Angefangen hat alles vor knapp 35 Jahren mit einem Traumforscher und ein paar Achtundsechzigern im oberösterreichischen Scharnstein. „Weiße Wolke“ nannte Firmengründer Karl Kammerhofer das erste Produkt eines Unternehmens, das er Grüne Erde getauft hatte. Sein Freund, ein Traumforscher, hatte ihm die Rezeptur für eine Matratze dazu geliefert.

Mittlerweile ist der Gründer ausgestiegen, Reinhard Kepplinger und Kuno Haas leiten das Unternehmen, das Möbel, Naturmode, Heimtextilien und Kosmetik herstellt. Aus einem halben Dutzend Mitarbeitern wurden knapp 500. Eines ist geblieben: Grüne Erde steht für nachhaltig, sozial und ökologisch. Heute ist das Konzept nicht nur akzeptiert, es wird mit Preisen überhäuft. 1983 war das noch anders. „Der Pfarrer predigte, wir seien eine Sekte“, erinnerte sich Kepplinger.

Wer „ökologisch nachhaltig“ wirtschaften will, muss innovativ sein. „Unser nächstes Ziel lautet bis 2022 absolute Plastikfreiheit“, sagt Kuno Haas. Eine CO2-neutrale Produktion soll bis 2028 Realität sein. Das sei eine große Herausforderung. Denn eines ist den Firmenchefs klar. Am Ende handelt es sich bei Grüne Erde um ein Unternehmen, das auch Gewinne erzielen und wachsen soll. „Wir streben ein organisches Wachstum von fünf bis sechs Prozent pro Jahr an“, sagt Haas und meint: „Das Gute darf wachsen.“ Sehr ambitionierte Ziele also, die nur mit höchst motivierten Mitarbeitern möglich sind.

Flexible Arbeitseinteilung

„Bei uns lautet der Grundsatz: Jeder arbeitet so viel, wie es ihm Spaß macht“, sagt Haas. Und deshalb gibt es in seinem Unternehmen auch „mehr Teilzeitmodelle als Teilzeitbeschäftigte“. Die Mitarbeiter können sich also nicht nur aussuchen, wie lang und an welchen Tagen sie arbeiten möchten, das Zeitmodell sei auch so flexibel, dass es innerhalb eines Quartals geändert werden kann. Gearbeitet werden kann täglich von sechs bis 20 Uhr, auch am Samstag wird gearbeitet, wenn Bedarf ist. 74 Prozent der Mitarbeiter arbeiten in Teilzeit, 80 Prozent der Beschäftigten sind Frauen.

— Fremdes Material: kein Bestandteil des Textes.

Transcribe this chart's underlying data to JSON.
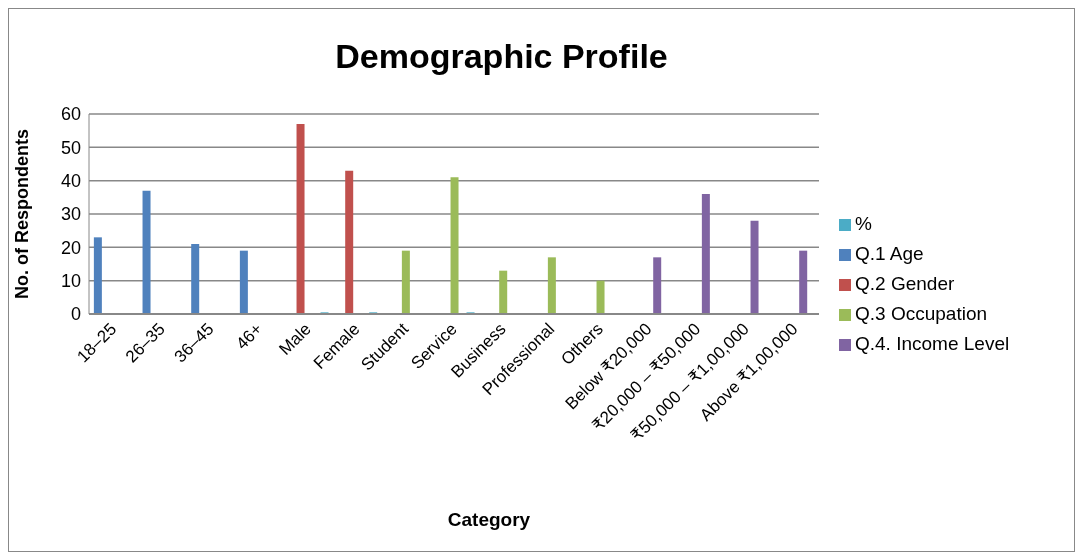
{
  "chart_data": {
    "type": "bar",
    "title": "Demographic Profile",
    "xlabel": "Category",
    "ylabel": "No. of Respondents",
    "categories": [
      "18–25",
      "26–35",
      "36–45",
      "46+",
      "Male",
      "Female",
      "Student",
      "Service",
      "Business",
      "Professional",
      "Others",
      "Below ₹20,000",
      "₹20,000 – ₹50,000",
      "₹50,000 – ₹1,00,000",
      "Above ₹1,00,000"
    ],
    "series": [
      {
        "name": "Q.1 Age",
        "color": "#4f81bd",
        "values": [
          23,
          37,
          21,
          19,
          null,
          null,
          null,
          null,
          null,
          null,
          null,
          null,
          null,
          null,
          null
        ]
      },
      {
        "name": "Q.2 Gender",
        "color": "#c0504d",
        "values": [
          null,
          null,
          null,
          null,
          57,
          43,
          null,
          null,
          null,
          null,
          null,
          null,
          null,
          null,
          null
        ]
      },
      {
        "name": "Q.3 Occupation",
        "color": "#9bbb59",
        "values": [
          null,
          null,
          null,
          null,
          null,
          null,
          19,
          41,
          13,
          17,
          10,
          null,
          null,
          null,
          null
        ]
      },
      {
        "name": "Q.4. Income Level",
        "color": "#8064a2",
        "values": [
          null,
          null,
          null,
          null,
          null,
          null,
          null,
          null,
          null,
          null,
          null,
          17,
          36,
          28,
          19
        ]
      },
      {
        "name": "%",
        "color": "#4bacc6",
        "values": [
          null,
          null,
          null,
          null,
          0.5,
          0.5,
          null,
          0.5,
          null,
          null,
          null,
          null,
          null,
          null,
          null
        ]
      }
    ],
    "ylim": [
      0,
      60
    ],
    "yticks": [
      0,
      10,
      20,
      30,
      40,
      50,
      60
    ],
    "grid": "y",
    "legend": "right"
  }
}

Ob das nicht ein riesiger Aufwand sei, all die verschiedenen Arbeitszeitmodelle unter einen Hut zu bringen? „Kein Problem“, sagt Haas. Im Gegenteil. Das Unternehmen bekomme alles wieder zurück. Wenn es etwa heißt, dass an einem Samstag mehr Leute gebraucht werden, dann sei die Bereitschaft groß. Ganz ohne Zwang, versteht sich. „Urlaubssperren gibt es bei uns nicht.“ Nur die Tischlerei habe im Sommer zwei Wochen Betriebsurlaub.

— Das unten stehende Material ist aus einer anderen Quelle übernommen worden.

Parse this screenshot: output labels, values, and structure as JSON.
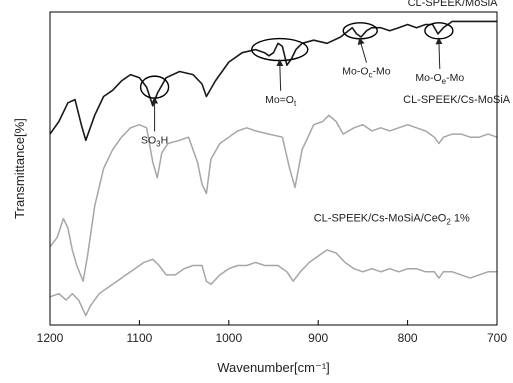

Am Firmensitz befindet sich auch die Grüne-Erde-Welt, ein Besucherzentrum der besonderen Art. 75.000 Gäste kamen bereits, um im oberösterreichischen Almtal die Philosophie des Unternehmens hautnah zu erleben. Rund um das Gebäude wurden 450 Bäume und 700 Sträucher gepflanzt, Gemüse-, Obstgärten und Wiesen angelegt. 90 Mitarbeiter haben hier einen Arbeitsplatz gefunden.
Und wer kauft die durchaus hochpreisigen Möbel und Accessoires? „Wir haben handverlesene, angenehme Kunden“, sagt Kuno Haas.